Rights Group: Screening For Asylum Seekers Is Flawed

By Jude Joffe-Block
October 16, 2014

A report released Thursday from Human Rights Watch claims United States border agents are routinely denying migrants from Central America the chance to ask for asylum. The report focused on asylum-seekers from Honduras, which has one of the highest murder rates in the world.

According to the report, some Honduran migrants are fleeing to the U.S. to escape threats from violent gangs or domestic abuse.

Often they are apprehend by U.S. Border Patrol and placed in expedited removal proceedings.

When migrants detained at the border say they fear going back to their home countries, Border Patrol agents must refer them to a “credible fear interview” with an asylum officer.

The credible fear interview is the first step in making an asylum claim.

But Human Rights Watch interviewed Honduran deportees who said they told Border Patrol agents they were scared to go home, but were deported without getting a credible fear interview.

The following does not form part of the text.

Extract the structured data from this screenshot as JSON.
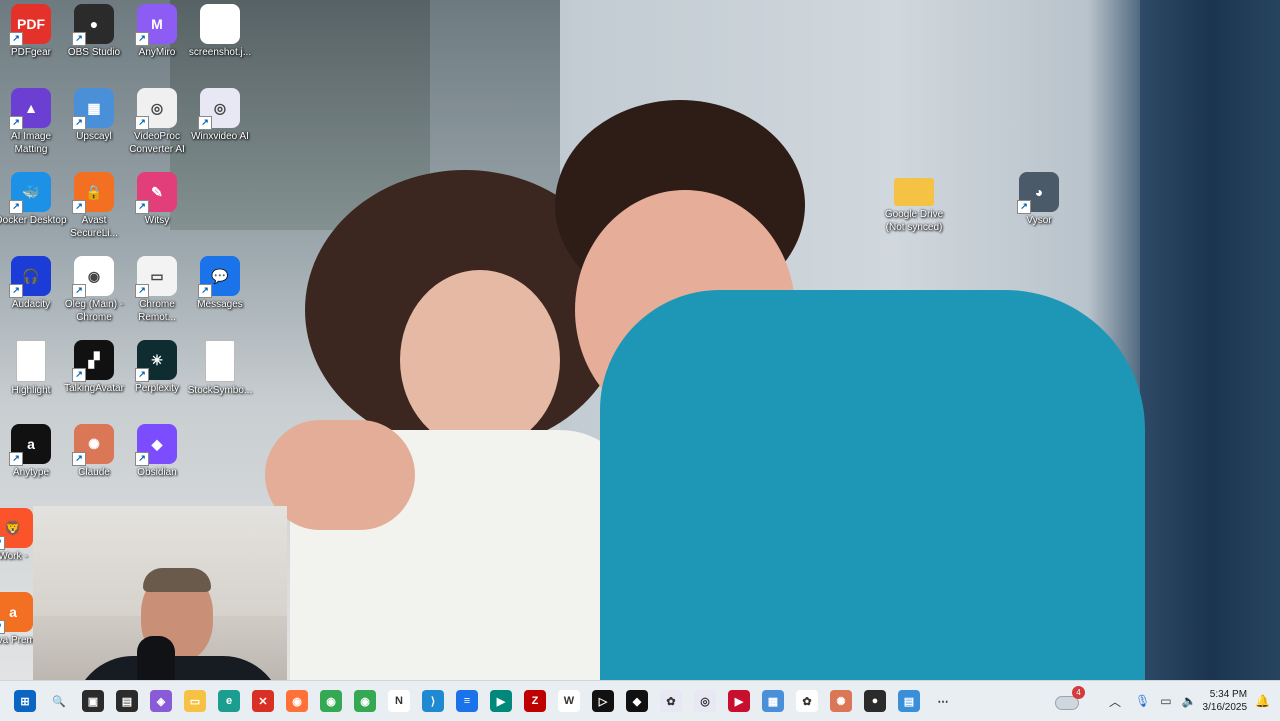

“Instead, what happens is they are being sent back, sometimes very summarily, to Honduras where they face real threats and some of them are very much in hiding,” said Clara Long, one of the report’s authors.

Through a Freedom of Information Act request, Human Rights Watch determined that among Central Americans and Mexicans in expedited removal proceedings, Border Patrol agents only flagged 1.9 percent of Hondurans, 0.8 percent of Guatemalans, 5.5 percent of Salvadorans and 0.1 percent of Mexicans for credible fear interviews.

This was not the case, however, for migrants from other countries.

According to the report, “21 percent of migrants from countries other than these, who underwent the same proceedings in the same years, were flagged for credible fear interviews by CBP.”

"What we are identifying is an immediate problem and one that has been going on for awhile and it is a life-or-death problem for the folks with whom I spoke," Long said.

Human Rights Watch interviewed 25 people recently deported to Honduras and 10 Central Americans held in immigration detention in the U.S.

Customs and Border Protection said in a statement that Border Patrol agents are trained to properly refer individuals for interviews with asylum officers.

The statement also said the Department of Homeland Security, “takes allegations of this nature seriously and will investigate, and if warranted, take corrective action.”

In 2013, more than 64,000 Hondurans migrants were apprehended entering the country illegally, according to federal data. That is more than double the number apprehended in 2011.

Many believe the increased migration is in part related to that country’s rampant violence.

Some Central Americans have won asylum in the U.S. based on persecution by gangs, but such cases are not easy to win. A Board of Immigration Appeals ruling in September opened the door for more Central American women who are victims of domestic violence to win asylum.

Last year, immigration judges granted 92 Hondurans asylum and rejected 525, according to statistics from the Executive Office of Immigration Review.